Derek responded with a quick nod. Most of his attention appeared focused on avoiding potholes and staying on the road. “I can’t really look. Can you see any lights anywhere?”
“No. Yes!” Jamie squealed, jumping up and down in his seat, rocking the car like a preschooler. “Right there! Through the trees. See? See?”
Blinding sheets of rain slapped the windshield, making it almost impossible to see anything. But off to the right, following a swipe of the wipers, Jamie’s vision cleared for a brief second—long enough for him to spot an array of golden lights shimmering among an all-but-solid wall of pine trees, thrashing and swaying in the wind. The lights were spilling through a dozen or more windows, indicating the presence of a large house tucked away out here in the middle of nowhere.
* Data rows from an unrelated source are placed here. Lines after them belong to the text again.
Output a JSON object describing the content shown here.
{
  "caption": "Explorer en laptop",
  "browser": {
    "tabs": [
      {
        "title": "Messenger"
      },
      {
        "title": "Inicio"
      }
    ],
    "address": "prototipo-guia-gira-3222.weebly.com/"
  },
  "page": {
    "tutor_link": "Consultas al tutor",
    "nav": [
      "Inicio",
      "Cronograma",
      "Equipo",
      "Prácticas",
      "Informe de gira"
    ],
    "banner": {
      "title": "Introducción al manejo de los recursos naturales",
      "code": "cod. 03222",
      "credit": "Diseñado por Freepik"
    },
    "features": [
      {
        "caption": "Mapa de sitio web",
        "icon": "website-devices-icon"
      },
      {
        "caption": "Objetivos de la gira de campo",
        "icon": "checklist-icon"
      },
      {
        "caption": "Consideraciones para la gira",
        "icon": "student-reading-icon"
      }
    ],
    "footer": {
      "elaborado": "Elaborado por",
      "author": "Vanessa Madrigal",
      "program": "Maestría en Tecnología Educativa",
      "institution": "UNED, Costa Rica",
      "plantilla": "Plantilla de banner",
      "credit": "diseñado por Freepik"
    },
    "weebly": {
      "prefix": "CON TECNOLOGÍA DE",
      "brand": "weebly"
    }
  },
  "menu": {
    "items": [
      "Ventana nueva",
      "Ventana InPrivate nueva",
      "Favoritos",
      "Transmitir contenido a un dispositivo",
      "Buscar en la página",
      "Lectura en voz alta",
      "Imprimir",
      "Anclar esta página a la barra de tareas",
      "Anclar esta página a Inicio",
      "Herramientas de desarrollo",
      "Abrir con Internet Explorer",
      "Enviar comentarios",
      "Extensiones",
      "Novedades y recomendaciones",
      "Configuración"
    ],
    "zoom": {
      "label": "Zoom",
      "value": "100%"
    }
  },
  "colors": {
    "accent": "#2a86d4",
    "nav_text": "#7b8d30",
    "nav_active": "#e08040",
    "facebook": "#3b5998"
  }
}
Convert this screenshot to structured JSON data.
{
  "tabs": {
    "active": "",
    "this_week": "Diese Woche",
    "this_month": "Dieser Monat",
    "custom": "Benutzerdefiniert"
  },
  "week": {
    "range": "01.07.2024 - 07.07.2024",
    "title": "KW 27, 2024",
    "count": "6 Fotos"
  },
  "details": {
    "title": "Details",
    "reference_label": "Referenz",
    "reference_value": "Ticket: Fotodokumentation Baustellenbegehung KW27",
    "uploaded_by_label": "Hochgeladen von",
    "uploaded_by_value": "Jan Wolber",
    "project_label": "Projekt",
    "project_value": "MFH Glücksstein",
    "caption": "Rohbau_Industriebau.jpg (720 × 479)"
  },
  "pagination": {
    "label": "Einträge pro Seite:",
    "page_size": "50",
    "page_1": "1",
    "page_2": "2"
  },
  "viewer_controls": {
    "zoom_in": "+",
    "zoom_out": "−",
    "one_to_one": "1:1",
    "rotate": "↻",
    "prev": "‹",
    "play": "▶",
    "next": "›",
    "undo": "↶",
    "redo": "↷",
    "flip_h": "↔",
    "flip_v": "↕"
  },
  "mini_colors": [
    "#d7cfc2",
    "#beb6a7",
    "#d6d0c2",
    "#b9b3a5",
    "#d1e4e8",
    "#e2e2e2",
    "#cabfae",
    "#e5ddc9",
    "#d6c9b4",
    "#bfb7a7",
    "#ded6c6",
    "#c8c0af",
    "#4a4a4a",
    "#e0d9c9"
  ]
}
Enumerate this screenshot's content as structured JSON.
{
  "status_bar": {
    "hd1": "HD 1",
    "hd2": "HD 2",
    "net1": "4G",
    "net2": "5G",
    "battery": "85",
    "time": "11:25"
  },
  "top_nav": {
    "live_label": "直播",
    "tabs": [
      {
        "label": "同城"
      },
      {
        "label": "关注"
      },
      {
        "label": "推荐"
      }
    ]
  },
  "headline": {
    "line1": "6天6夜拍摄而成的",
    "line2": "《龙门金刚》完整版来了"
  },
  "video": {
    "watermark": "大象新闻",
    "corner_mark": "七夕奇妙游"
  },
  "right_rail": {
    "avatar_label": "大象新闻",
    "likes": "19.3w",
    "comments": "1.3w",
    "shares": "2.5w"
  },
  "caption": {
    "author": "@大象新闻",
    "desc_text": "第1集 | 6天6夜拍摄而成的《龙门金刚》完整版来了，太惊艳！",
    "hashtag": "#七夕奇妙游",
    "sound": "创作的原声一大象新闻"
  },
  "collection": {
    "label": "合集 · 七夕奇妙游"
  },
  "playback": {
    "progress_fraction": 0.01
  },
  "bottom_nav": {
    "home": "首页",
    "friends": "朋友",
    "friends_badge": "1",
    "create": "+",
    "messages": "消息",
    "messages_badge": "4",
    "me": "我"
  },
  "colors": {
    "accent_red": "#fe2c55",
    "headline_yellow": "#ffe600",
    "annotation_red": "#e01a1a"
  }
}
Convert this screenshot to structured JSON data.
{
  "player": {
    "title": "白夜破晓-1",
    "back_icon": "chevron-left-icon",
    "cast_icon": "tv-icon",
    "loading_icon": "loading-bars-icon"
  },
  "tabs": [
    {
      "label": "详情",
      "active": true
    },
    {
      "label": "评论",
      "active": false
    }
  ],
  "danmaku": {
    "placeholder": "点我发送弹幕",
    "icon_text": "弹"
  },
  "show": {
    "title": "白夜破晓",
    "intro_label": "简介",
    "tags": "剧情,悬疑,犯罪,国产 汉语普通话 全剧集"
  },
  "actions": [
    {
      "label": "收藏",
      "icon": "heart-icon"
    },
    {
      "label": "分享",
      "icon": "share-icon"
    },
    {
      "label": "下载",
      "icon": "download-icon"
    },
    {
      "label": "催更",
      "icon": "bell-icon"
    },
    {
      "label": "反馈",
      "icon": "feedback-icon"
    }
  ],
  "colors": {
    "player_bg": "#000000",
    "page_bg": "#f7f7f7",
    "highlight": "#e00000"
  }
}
In the flash of a lightning bolt that almost startled him out of his socks, he caught a glimpse of ornately angled rooflines and rain-soaked, peeling clapboard walls.
Jamie couldn’t believe it. “Holy cow,” he cried, sounding far less excited than he had a moment ago. “It looks like the Haunted Mansion at Disneyland, only dumpier!”
“Well, that can’t be good,” Derek commented wryly, tapping the brakes a little too hard and causing the car to slue sideways again. It bounced to a stop inside another lake-sized mudhole. “If I recall correctly, you hated the Haunted Mansion at Disneyland. You whined about the ghosts being way too realistic, remember? Look closer. Are you sure it doesn’t look more like the Tiki Hut? You loved that.”
“Oh shut up,” Jamie groused, waiting for the wiper to make another pass so he could examine the lights in the trees again.
Derek leaned forward too, both of them now trying to see through the driving rain and hail. “See a turnoff anywhere? A driveway?” he asked.
“I can’t see anything. No, wait. There it is. See there, by tha
t big boulder? It’s a roadway leading toward the house.” He chewed his bottom lip. “But don’t turn, Derek. I’ve changed my mind. I don’t want to go to this stupid party. I don’t care about the stupid door prizes. Just keep driving forward. This road must wind up somewhere, and wherever it is, we can work our way back to civilization from there.”
Derek made a clucking sound. “No can do. Where the turnoff begins, this road also ends. Look.”
Jamie forced himself to look where Derek was pointing, and sure enough, there it was. A solid wall of trees just past the spot where the driveway to the mansion began. With the collapsed bridge at their backs and the impenetrable trees in front, they had no choice but to approach the creepy house stuck in among the trees. There was nowhere else to go.
“Still need that drink?” Derek asked. He sounded like he already knew the answer.
“More than ever,” Jamie sighed.
He flipped down the visor and lit the light on the little vanity mirror positioned there. After giving his hair a once-over and even leaning close to check for eye boogers, he finally flipped the visor out of the way and stated flatly, “Drive on. I’m ready.”
Derek grinned. “You don’t look ready.”
“Oh hush,” Jamie answered, laying his hand on Derek’s thigh for strength, or maybe just because he liked putting it there.
“You da boss,” Derek crooned, and a moment later they sloshed through the final mudhole and made the turn.
Except for the wailing of the storm, silence descended on the interior of the car while they both craned forward, staring at the old house looming up in front of them—drawing closer and closer and closer….
IT WAS an ancient three-story mansion. Desperate to flee the storm, they quickly parked, hurled themselves from the car, and ran for the front porch, vaulting over puddles with their heads hunkered under their coats. A sudden sizzle of lightning and boom of thunder gave them wings, and they fairly flew for shelter, dragging each other forward, half laughing, half screaming in terror.